Ninguém como ele colocava tão bem uma meia-sola, os sapatos saíam como novos de sua oficina! Ele realmente gostava da sua profissão.

Foi uma de suas falas que me fez lembrar do bom artesão: estava eu em sua sapataria com ele a costurar uma bola de capotão – ia ter “jogo contra” e a “redonda” tinha que estar em forma! – quando chega o filho da Dna. Maria do 21, com um par de sapatos, o único que ele tinha, para arrumar. O menino, mais velho do que eu, estava com um ar não sei se de preocupado ou assustado e o Gigio também notou, tanto que foi logo perguntando:

- Hei, paisà! Qual é o problema? Porquê esta cara de choro?
– responde o menino: É “seu” Gigio, fui fazer um teste lá na Matarazzo do Belenzinho e fui reprovado, vou ter que continuar trabalhando na venda do senhor Adiz. Emprego como aquele não se encontra todo dia...
- “Bella Roba” – respondeu-lhe o sapateiro – Se perdeu a oportunidade de arrumar um novo emprego hoje, amanhã arruma outro igual ou melhor! – e continuou ele – Emprego é como sapato: você tem que escolher bem, não é só o modelo que importa, precisa calçar de acordo com o seu pé, se a firma tem uma imagem pra fora bonita, mas com um ambiente de trabalho schifoso é como sapato da moda que aperta os dedos do pé: todo mundo admira, mas você sofre um bocado para andar e não vê a hora de chegar em casa para se livrar dele. Agora, se o sapato for largo, também não é bom, é como um emprego honesto como você tem hoje e que não dá muita importância e não se dedica o necessário – cuidado! Um dia o sapato sai do seu pé e você perde algo que só vai perceber a falta quando não tiver mais.

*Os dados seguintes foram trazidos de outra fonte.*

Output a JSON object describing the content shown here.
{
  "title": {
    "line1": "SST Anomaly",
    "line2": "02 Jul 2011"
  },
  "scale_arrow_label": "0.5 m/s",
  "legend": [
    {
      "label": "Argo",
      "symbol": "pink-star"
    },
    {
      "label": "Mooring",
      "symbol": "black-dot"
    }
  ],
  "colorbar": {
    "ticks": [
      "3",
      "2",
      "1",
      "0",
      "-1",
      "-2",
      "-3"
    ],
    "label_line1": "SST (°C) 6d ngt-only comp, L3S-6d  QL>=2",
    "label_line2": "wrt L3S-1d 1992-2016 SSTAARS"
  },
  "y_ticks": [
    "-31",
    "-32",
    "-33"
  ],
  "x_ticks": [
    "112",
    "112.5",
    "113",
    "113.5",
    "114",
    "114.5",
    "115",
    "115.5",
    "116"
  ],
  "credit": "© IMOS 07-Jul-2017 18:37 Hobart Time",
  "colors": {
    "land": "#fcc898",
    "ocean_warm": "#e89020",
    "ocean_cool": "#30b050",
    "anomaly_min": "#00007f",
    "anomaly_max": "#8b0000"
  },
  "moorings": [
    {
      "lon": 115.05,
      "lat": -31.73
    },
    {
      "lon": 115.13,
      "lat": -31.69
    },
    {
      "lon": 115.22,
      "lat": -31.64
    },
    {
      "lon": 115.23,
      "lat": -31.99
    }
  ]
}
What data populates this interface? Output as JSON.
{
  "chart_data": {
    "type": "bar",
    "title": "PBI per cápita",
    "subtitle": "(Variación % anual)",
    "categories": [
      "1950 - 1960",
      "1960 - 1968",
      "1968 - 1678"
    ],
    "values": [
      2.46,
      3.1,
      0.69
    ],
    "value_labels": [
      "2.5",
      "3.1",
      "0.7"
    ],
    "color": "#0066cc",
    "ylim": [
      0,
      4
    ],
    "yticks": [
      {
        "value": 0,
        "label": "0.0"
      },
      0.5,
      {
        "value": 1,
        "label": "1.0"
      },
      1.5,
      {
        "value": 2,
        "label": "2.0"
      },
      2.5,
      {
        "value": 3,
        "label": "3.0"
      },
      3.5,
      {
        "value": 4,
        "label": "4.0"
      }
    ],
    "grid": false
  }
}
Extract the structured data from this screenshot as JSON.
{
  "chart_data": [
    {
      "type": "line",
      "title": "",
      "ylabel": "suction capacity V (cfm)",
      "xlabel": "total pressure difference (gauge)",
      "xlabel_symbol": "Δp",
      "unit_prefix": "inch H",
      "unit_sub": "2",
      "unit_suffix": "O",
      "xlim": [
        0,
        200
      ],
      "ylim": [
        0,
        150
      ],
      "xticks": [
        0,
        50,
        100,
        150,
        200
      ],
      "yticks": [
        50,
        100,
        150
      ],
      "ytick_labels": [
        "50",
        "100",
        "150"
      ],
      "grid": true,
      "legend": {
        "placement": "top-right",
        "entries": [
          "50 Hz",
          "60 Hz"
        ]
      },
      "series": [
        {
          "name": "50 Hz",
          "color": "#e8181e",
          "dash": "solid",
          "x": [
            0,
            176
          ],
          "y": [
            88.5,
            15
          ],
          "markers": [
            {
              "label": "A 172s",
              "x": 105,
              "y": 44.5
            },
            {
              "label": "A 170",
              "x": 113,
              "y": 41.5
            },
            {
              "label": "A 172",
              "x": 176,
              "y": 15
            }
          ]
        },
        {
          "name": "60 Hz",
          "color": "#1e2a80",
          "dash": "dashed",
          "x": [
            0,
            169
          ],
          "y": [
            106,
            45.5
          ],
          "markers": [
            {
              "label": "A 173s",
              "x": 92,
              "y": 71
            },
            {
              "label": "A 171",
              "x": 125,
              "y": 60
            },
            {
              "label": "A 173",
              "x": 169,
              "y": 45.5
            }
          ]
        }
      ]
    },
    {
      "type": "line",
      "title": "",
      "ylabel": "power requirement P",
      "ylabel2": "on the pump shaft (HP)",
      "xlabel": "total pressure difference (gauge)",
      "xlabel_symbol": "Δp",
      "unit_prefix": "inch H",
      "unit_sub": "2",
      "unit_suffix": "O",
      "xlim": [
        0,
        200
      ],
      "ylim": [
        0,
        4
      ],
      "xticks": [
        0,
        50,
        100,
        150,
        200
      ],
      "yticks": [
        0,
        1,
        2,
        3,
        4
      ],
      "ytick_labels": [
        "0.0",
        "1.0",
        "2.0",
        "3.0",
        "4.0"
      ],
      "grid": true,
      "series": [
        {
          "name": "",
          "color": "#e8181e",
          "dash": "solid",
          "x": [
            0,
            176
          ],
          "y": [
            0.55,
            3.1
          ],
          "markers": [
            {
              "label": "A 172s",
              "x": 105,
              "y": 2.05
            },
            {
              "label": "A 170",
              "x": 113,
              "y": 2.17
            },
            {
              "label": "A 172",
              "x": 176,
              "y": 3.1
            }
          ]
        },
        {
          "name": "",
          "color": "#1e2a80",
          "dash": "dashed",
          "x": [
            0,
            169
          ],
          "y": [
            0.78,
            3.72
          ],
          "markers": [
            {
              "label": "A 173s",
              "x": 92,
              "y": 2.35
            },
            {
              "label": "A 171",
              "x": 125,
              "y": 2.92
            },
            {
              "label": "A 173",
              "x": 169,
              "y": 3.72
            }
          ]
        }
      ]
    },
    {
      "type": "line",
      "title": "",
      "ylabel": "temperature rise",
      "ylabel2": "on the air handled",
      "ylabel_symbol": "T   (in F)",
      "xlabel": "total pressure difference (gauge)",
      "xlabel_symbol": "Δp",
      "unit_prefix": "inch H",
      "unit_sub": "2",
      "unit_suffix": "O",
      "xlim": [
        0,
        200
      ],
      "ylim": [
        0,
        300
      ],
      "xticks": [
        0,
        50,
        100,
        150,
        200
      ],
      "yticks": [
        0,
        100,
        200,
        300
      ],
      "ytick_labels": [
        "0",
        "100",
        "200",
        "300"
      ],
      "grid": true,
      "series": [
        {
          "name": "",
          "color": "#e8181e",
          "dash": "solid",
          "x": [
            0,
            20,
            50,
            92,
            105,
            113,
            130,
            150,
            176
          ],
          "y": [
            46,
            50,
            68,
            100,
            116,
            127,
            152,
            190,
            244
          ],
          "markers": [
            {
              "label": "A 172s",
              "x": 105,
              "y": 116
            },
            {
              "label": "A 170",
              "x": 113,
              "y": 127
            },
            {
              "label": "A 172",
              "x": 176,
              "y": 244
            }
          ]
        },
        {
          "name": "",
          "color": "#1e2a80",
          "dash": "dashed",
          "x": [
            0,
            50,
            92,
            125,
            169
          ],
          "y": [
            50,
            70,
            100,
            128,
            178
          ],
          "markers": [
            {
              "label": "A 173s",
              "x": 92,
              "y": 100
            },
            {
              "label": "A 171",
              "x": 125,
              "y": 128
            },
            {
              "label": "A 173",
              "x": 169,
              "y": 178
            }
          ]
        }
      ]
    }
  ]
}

- Por isso, caro amigo, encontrando um emprego, não importa se é em uma grande companhia ou se vai lhe pagar um rio de dinheiro, o que importa é se o que você faz lhe agrada e o ambiente seja bom, que haja vida! Neste caso, use sapatos com cadarços e amarre bem eles, e sinta o seu caminhar firme e pra frente. Este vale a pena segurar!

Claro que a gente fica triste, pois emprego é uma segurança, segurança da sua cabeça que você hoje não vai entender, mas, mais tarde, vai saber que a coisa mais importante desta vida é a sua própria vida, é fazer o que se gosta, a felicidade é só sua, de ninguém mais. Por isso, tira esse ar de tristeza da cara e avanti... a vida tem muito para lhe oferecer e o trabalho é uma dessas coisas, mas, lembra, não é tudo! O par de sapatos é importante para proteger os pés, mas você nasceu sem eles.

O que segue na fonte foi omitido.